B. Our main task is to gather intelligence on intelligence entities, know what they do, what they plan to do, how they collect information; we must know their main targets and way of thinking. Also we do our best searching for agents operating on the ground.
In this context Counterintelligence is a part of intelligence.

In fact it was a very comfortable approach: CI doesn’t need any specific methodology, intelligence officer can be transferred to counterintelligence department without long-term training.
Up until now counterintelligence is a function of intelligence agencies of many countries, so this approach proved to be effective.

Counterintelligence: Modern approaches

You can’t ensure 100% protection of data. Every known fact can be uncovered with the appropriate budget and effort, so you must try making the price of accessing this data too high for intelligence teams. Since the 1970s, ideas of risk-management were dominating the market and counterintelligence disciplines were also seen from a risk-management perspective. This approach was a remarkable step forward for Counterintelligence.

From an academic point of view, the methodology of counterintelligence has always been less developed in comparison to that of Intelligence. The first systematic attempts to consider counterintelligence as a unique discipline [not as a brunch of Security or Intelligence] brought a lot of valuable methodological findings, initiated appropriate research and brought about reforms in most of the world’s professional units.

Using this approach the corporation should first estimate the price the aggressor will have to pay for accessing sources with sensitive data on corporation’s activity – this task can be solved by corporate security manager or assigned to the third party, no matter.
Then it is reasonable to ensure that easily accessible sources don’t contain critical data on the company or the data in these sources is manipulated in a manner that will disinform the aggressor.
Finally, when the company understands that supposed aggressor will have to pay an awful lot to get to the data of real value, the system must be regularly checked and tuned.
This approach has many advantages for big enterprises because it can be documented, standardized and adjusted to the corporate security program. The main weakness of this method is in its common implementation. Making intelligence collection plan some aggressors can easily predict what types of sources the corporation is keeping under control.

Counterintelligence: Approaches of Millennials

In many spheres, attempts to counter intelligence activities of foreign and local entities proved to be too expensive, ineffective and even disruptive.

Counterintelligence must be targeted on solving two main issues:

A: Disallow any understanding of current actions of the Client. Sending of numerous dubious signals is more effective in comparison to total silence or disinformation.
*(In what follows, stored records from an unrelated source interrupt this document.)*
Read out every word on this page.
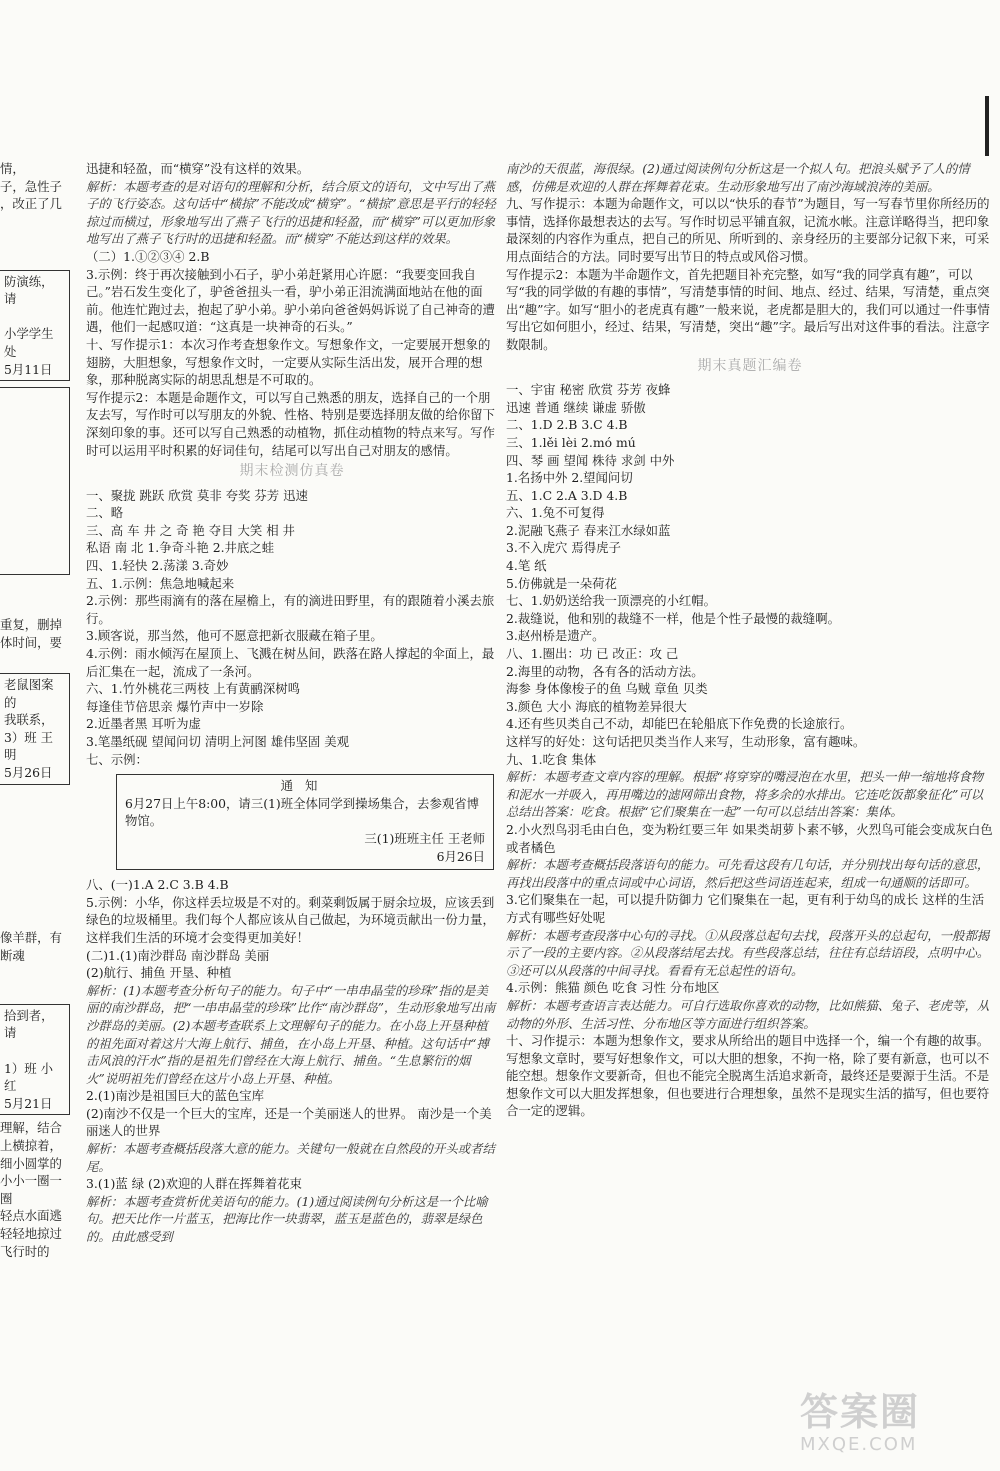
情，

子，急性子

，改正了几

防演练，请

小学学生处

5月11日

重复，删掉

体时间，要

老鼠图案的

我联系，

3）班 王明

5月26日

像羊群，有

断魂

拾到者，请

1）班 小红

5月21日

理解，结合

上横掠着，

细小圆掌的

小小一圈一圈

轻点水面逃

轻轻地掠过

飞行时的

迅捷和轻盈，而“横穿”没有这样的效果。

解析：本题考查的是对语句的理解和分析，结合原文的语句，文中写出了燕子的飞行姿态。这句话中“横掠”不能改成“横穿”。“横掠”意思是平行的轻轻掠过而横过，形象地写出了燕子飞行的迅捷和轻盈，而“横穿”可以更加形象地写出了燕子飞行时的迅捷和轻盈。而“横穿”不能达到这样的效果。

（二）1.①②③④ 2.B

3.示例：终于再次接触到小石子，驴小弟赶紧用心许愿：“我要变回我自己。”岩石发生变化了，驴爸爸扭头一看，驴小弟正泪流满面地站在他的面前。他连忙跑过去，抱起了驴小弟。驴小弟向爸爸妈妈诉说了自己神奇的遭遇，他们一起感叹道：“这真是一块神奇的石头。”

十、写作提示1：本次习作考查想象作文。写想象作文，一定要展开想象的翅膀，大胆想象，写想象作文时，一定要从实际生活出发，展开合理的想象，那种脱离实际的胡思乱想是不可取的。

写作提示2：本题是命题作文，可以写自己熟悉的朋友，选择自己的一个朋友去写，写作时可以写朋友的外貌、性格、特别是要选择朋友做的给你留下深刻印象的事。还可以写自己熟悉的动植物，抓住动植物的特点来写。写作时可以运用平时积累的好词佳句，结尾可以写出自己对朋友的感情。

期末检测仿真卷

一、聚拢 跳跃 欣赏 莫非 夸奖 芬芳 迅速

二、略

三、高 车 井 之 奇 艳 夺目 大笑 相 井

私语 南 北 1.争奇斗艳 2.井底之蛙

四、1.轻快 2.荡漾 3.奇妙

五、1.示例：焦急地喊起来

2.示例：那些雨滴有的落在屋檐上，有的滴进田野里，有的跟随着小溪去旅行。

3.顾客说，那当然，他可不愿意把新衣服藏在箱子里。

4.示例：雨水倾泻在屋顶上、飞溅在树丛间，跌落在路人撑起的伞面上，最后汇集在一起，流成了一条河。

六、1.竹外桃花三两枝 上有黄鹂深树鸣

每逢佳节倍思亲 爆竹声中一岁除

2.近墨者黑 耳听为虚

3.笔墨纸砚 望闻问切 清明上河图 雄伟坚固 美观

七、示例：

通知

6月27日上午8:00，请三(1)班全体同学到操场集合，去参观省博物馆。

三(1)班班主任 王老师

6月26日

八、(一)1.A 2.C 3.B 4.B

5.示例：小华，你这样丢垃圾是不对的。剩菜剩饭属于厨余垃圾，应该丢到绿色的垃圾桶里。我们每个人都应该从自己做起，为环境贡献出一份力量，这样我们生活的环境才会变得更加美好！

(二)1.(1)南沙群岛 南沙群岛 美丽

(2)航行、捕鱼 开垦、种植

解析：(1)本题考查分析句子的能力。句子中“一串串晶莹的珍珠”指的是美丽的南沙群岛，把“一串串晶莹的珍珠”比作“南沙群岛”，生动形象地写出南沙群岛的美丽。(2)本题考查联系上文理解句子的能力。在小岛上开垦种植的祖先面对着这片大海上航行、捕鱼，在小岛上开垦、种植。这句话中“搏击风浪的汗水”指的是祖先们曾经在大海上航行、捕鱼。“生息繁衍的烟火”说明祖先们曾经在这片小岛上开垦、种植。

2.(1)南沙是祖国巨大的蓝色宝库

(2)南沙不仅是一个巨大的宝库，还是一个美丽迷人的世界。 南沙是一个美丽迷人的世界

解析：本题考查概括段落大意的能力。关键句一般就在自然段的开头或者结尾。

3.(1)蓝 绿 (2)欢迎的人群在挥舞着花束

解析：本题考查赏析优美语句的能力。(1)通过阅读例句分析这是一个比喻句。把天比作一片蓝玉，把海比作一块翡翠，蓝玉是蓝色的，翡翠是绿色的。由此感受到

南沙的天很蓝，海很绿。(2)通过阅读例句分析这是一个拟人句。把浪头赋予了人的情感，仿佛是欢迎的人群在挥舞着花束。生动形象地写出了南沙海域浪涛的美丽。

九、写作提示：本题为命题作文，可以以“快乐的春节”为题目，写一写春节里你所经历的事情，选择你最想表达的去写。写作时切忌平铺直叙，记流水帐。注意详略得当，把印象最深刻的内容作为重点，把自己的所见、所听到的、亲身经历的主要部分记叙下来，可采用点面结合的方法。同时要写出节日的特点或风俗习惯。

写作提示2：本题为半命题作文，首先把题目补充完整，如写“我的同学真有趣”，可以写“我的同学做的有趣的事情”，写清楚事情的时间、地点、经过、结果，写清楚，重点突出“趣”字。如写“胆小的老虎真有趣”一般来说，老虎都是胆大的，我们可以通过一件事情写出它如何胆小，经过、结果，写清楚，突出“趣”字。最后写出对这件事的看法。注意字数限制。

期末真题汇编卷

一、宇宙 秘密 欣赏 芬芳 夜蜂

迅速 普通 继续 谦虚 骄傲

二、1.D 2.B 3.C 4.B

三、1.lěi lèi 2.mó mú

四、琴 画 望闻 株待 求剑 中外

1.名扬中外 2.望闻问切

五、1.C 2.A 3.D 4.B

六、1.兔不可复得

2.泥融飞燕子 春来江水绿如蓝

3.不入虎穴 焉得虎子

4.笔 纸

5.仿佛就是一朵荷花

七、1.奶奶送给我一顶漂亮的小红帽。

2.裁缝说，他和别的裁缝不一样，他是个性子最慢的裁缝啊。

3.赵州桥是遗产。

八、1.圈出：功 已 改正：攻 己

2.海里的动物，各有各的活动方法。

海参 身体像梭子的鱼 乌贼 章鱼 贝类

3.颜色 大小 海底的植物差异很大

4.还有些贝类自己不动，却能巴在轮船底下作免费的长途旅行。

这样写的好处：这句话把贝类当作人来写，生动形象，富有趣味。

九、1.吃食 集体

解析：本题考查文章内容的理解。根据“将穿穿的嘴浸泡在水里，把头一伸一缩地将食物和泥水一并吸入，再用嘴边的滤网筛出食物，将多余的水排出。它连吃饭都象征化”可以总结出答案：吃食。根据“它们聚集在一起”一句可以总结出答案：集体。

2.小火烈鸟羽毛由白色，变为粉红要三年 如果类胡萝卜素不够，火烈鸟可能会变成灰白色或者橘色

解析：本题考查概括段落语句的能力。可先看这段有几句话，并分别找出每句话的意思，再找出段落中的重点词或中心词语，然后把这些词语连起来，组成一句通顺的话即可。

3.它们聚集在一起，可以提升防御力 它们聚集在一起，更有利于幼鸟的成长 这样的生活方式有哪些好处呢

解析：本题考查段落中心句的寻找。①从段落总起句去找，段落开头的总起句，一般都揭示了一段的主要内容。②从段落结尾去找。有些段落总结，往往有总结语段，点明中心。③还可以从段落的中间寻找。看看有无总起性的语句。

4.示例：熊猫 颜色 吃食 习性 分布地区

解析：本题考查语言表达能力。可自行选取你喜欢的动物，比如熊猫、兔子、老虎等，从动物的外形、生活习性、分布地区等方面进行组织答案。

十、习作提示：本题为想象作文，要求从所给出的题目中选择一个，编一个有趣的故事。写想象文章时，要写好想象作文，可以大胆的想象，不拘一格，除了要有新意，也可以不能空想。想象作文要新奇，但也不能完全脱离生活追求新奇，最终还是要源于生活。不是想象作文可以大胆发挥想象，但也要进行合理想象，虽然不是现实生活的描写，但也要符合一定的逻辑。

答案圈
MXQE.COM
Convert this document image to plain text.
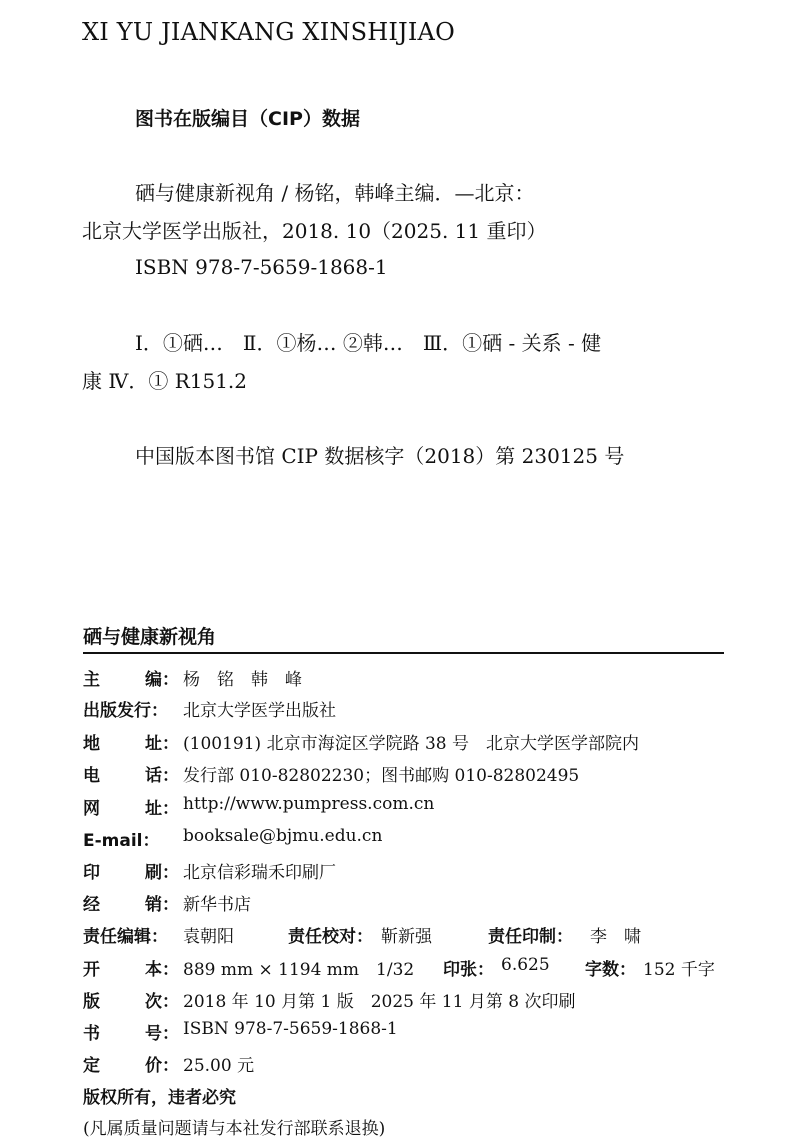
XI YU JIANKANG XINSHIJIAO
图书在版编目（CIP）数据
硒与健康新视角 / 杨铭，韩峰主编．—北京：
北京大学医学出版社，2018. 10（2025. 11 重印）
ISBN 978-7-5659-1868-1
Ⅰ．①硒…　Ⅱ．①杨… ②韩…　Ⅲ．①硒 - 关系 - 健
康 Ⅳ．① R151.2
中国版本图书馆 CIP 数据核字（2018）第 230125 号
硒与健康新视角
主	编： 杨　铭　韩　峰
出版发行： 北京大学医学出版社
地	址： (100191) 北京市海淀区学院路 38 号　北京大学医学部院内
电	话： 发行部 010-82802230；图书邮购 010-82802495
网	址： http://www.pumpress.com.cn
E-mail： booksale@bjmu.edu.cn
印	刷： 北京信彩瑞禾印刷厂
经	销： 新华书店
责任编辑： 袁朝阳	责任校对： 靳新强	责任印制： 李　啸
开	本： 889 mm × 1194 mm　1/32 印张： 6.625 字数： 152 千字
版	次： 2018 年 10 月第 1 版　2025 年 11 月第 8 次印刷
书	号： ISBN 978-7-5659-1868-1
定	价： 25.00 元
版权所有，违者必究
(凡属质量问题请与本社发行部联系退换)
B: Intelligence and Counterintelligence don’t exist without the concept of time. Both are targeted on the future [compare with investigations – we can trace and investigate only footprints of the past, but Intelligence is about future steps by the Subject and our ability to predict and counter these steps].

To solve counterintelligence issues, we mustn’t just consider making some facts unavailable (incomprehensible) to the intelligence entity. We should ensure that the Client will have time to make his actions BEFORE the intelligence entity will be able to gather intelligence and predict his future steps.

The rest is about security, intelligence and public relations.


A: Counterintelligence and security are solving different issues.

B: Security is responsible for protection of assets INSIDE the perimeter and this task is critical for safety and peaceful development of every individual, corporation or even state. Security shouldn’t be harmed for successful attempts of intelligence datamining in semi-public domain and obviously for consequences of the fact that someone made intelligence actionable.

C: Considering counterintelligence as a supplementary discipline to security is a dangerous mistake.

The same time, some elements of security program if analyzed and considered properly, can seriously support counterintelligence function and bring much value to the business.